We may implement sorting algorithms such as insertion sort, merge sort or quicksort easily in Prolog.

For example, let's implement insertion sort. As a first step, here's a predicate that can insert a value into a sorted list:

insert(X, [], [X]).

insert(X, [Y | Z], [X, Y | Z]) :- X #=< Y.

insert(X, [Y | Z], [Y | L]) :- X #> Y, insert(X, Z, L).

Let's try it:

?- insert(15, [10, 12, 14, 16], L).
L = [10, 12, 14, 15, 16]

?- insert(A, [10, 12, 16], [10, 12, 14, 16]).
A = 14

Now we can write insertion sort recursively:

isort([], []).

isort([X | L], M) :- same_length([X | L], M), isort(L, LS), insert(X, LS, M).

It works both forwards and backwards:

?- isort([5, 2, 8, 1, 10, 3], L).
L = [1, 2, 3, 5, 8, 10]

?- isort(L, [10, 15, 20]).
L = [10, 15, 20] ;
L = [15, 10, 20] ;
L = [20, 10, 15] ;
L = [10, 20, 15] ;
L = [15, 20, 10] ;
L = [20, 15, 10].

?- isort(L, [10, 20, 15]).
false.

How long will our predicate take to sort N numbers? In the best case, the input list will already be sorted. Then insert() will run in O(1) on each iteration, so the total time will be O(N). In the worst (and expected) case, insert() will take O(M) to insert into a sorted list of M numbers, so the total running time will be O(N + (N - 1) + ... + 1) = O(N²). These are the same best-case and worst-case times that we would expect from an implementation of insertion sort in a procedural language.

functional data structures

In Prolog we can build common data structures such as stacks, queues, and binary trees. However, since Prolog has no mutable state, the interfaces to these structures will look a bit different than in procedural languages. Every operation on a data structure S, such as pushing a value onto a stack or enqueuing into a queue, will return a new version of the data structure, since S itself cannot be modified.
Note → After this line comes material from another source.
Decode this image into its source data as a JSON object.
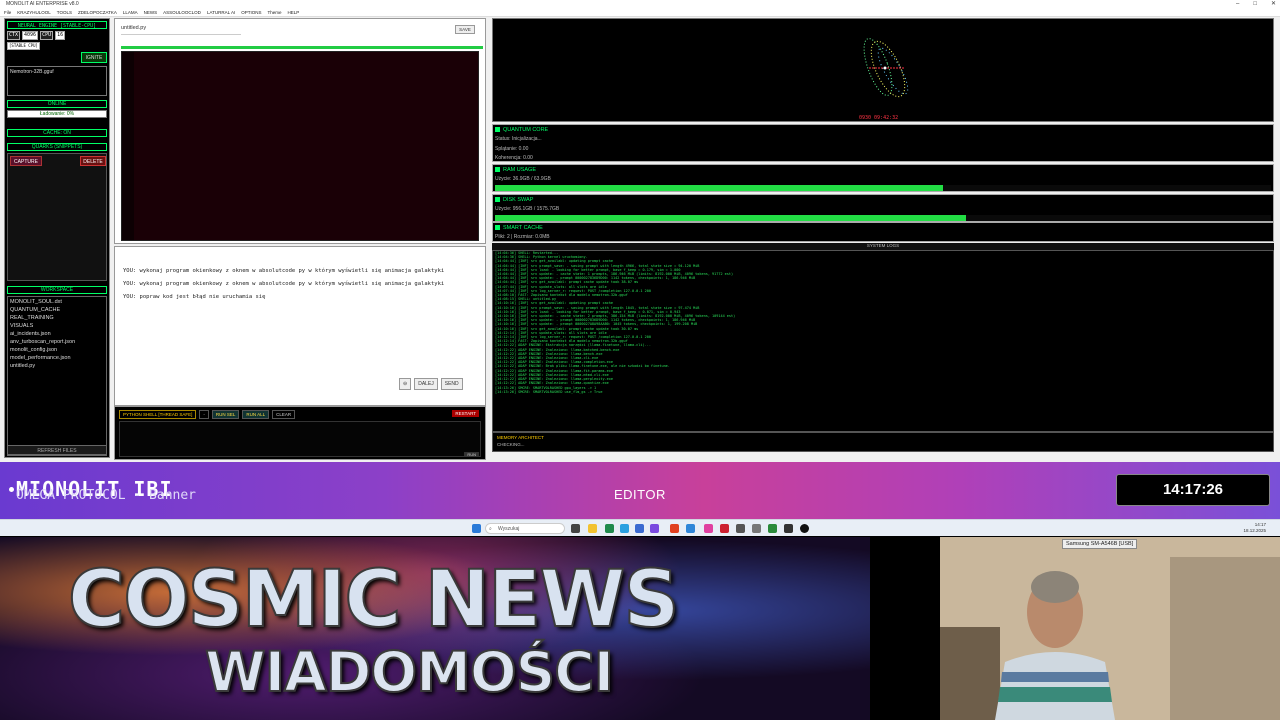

As we will see, the implementations of functional data structures must also sometimes be different than in procedural languages.

stacks

A functional stack is trivial to implement in Prolog, since a Prolog list itself can act as a stack.

% S is an empty stack.
empty_stack([]). 

% We can push X onto S to make the stack [X | S].
push(X, S, [X | S]).

% We can pop X from [X | S] to make the stack S.
pop(X, [X | S], S).

We can push N numbers onto an empty stack using recursion:

% S is the empty stack with the numbers 1 .. N pushed onto it.
push_to_n(0, []).
push_to_n(N, S) :- N #> 0, N1 #= N - 1, push_to_n(N1, S1), push(N, S1, S).

Or using foldl:

push_to_n2(N, S) :- numlist(1, N, NL), foldl(push, NL, [], S).

queues

We may naively implement a functional queue using a list. When we enqueue values, we append them to the end fo the list. We dequeue values by removing them from the front:

% empty_queue(Q) - Q is an empty queue
empty_queue([]).

% enqueue(X, Q, R) - we can enqueue X onto Q to make R
enqueue(X, Q, R) :- append(Q, [X], R).

% dequeue(X, Q, R) - we can dequeue X from Q to make R
dequeue(X, [X | R], R).

We may use foldl to enqueue a series of values:

?- numlist(1, 10, _L), foldl(enqueue, _L, [], Q).
Q = [1, 2, 3, 4, 5, 6, 7, 8, 9|...].

In fact we may even use foldl to dequeue several values at once:

?- numlist(1, 10, _L), foldl(enqueue, _L, [], _Q),
   length(M, 3), foldl(dequeue, M, _Q, _).
M = [1, 2, 3].

However our naive implementation is inefficient. enqueue() runs in O(N) when there are N values in the queue. Queueing N values successively onto an empty queue will take O(N²).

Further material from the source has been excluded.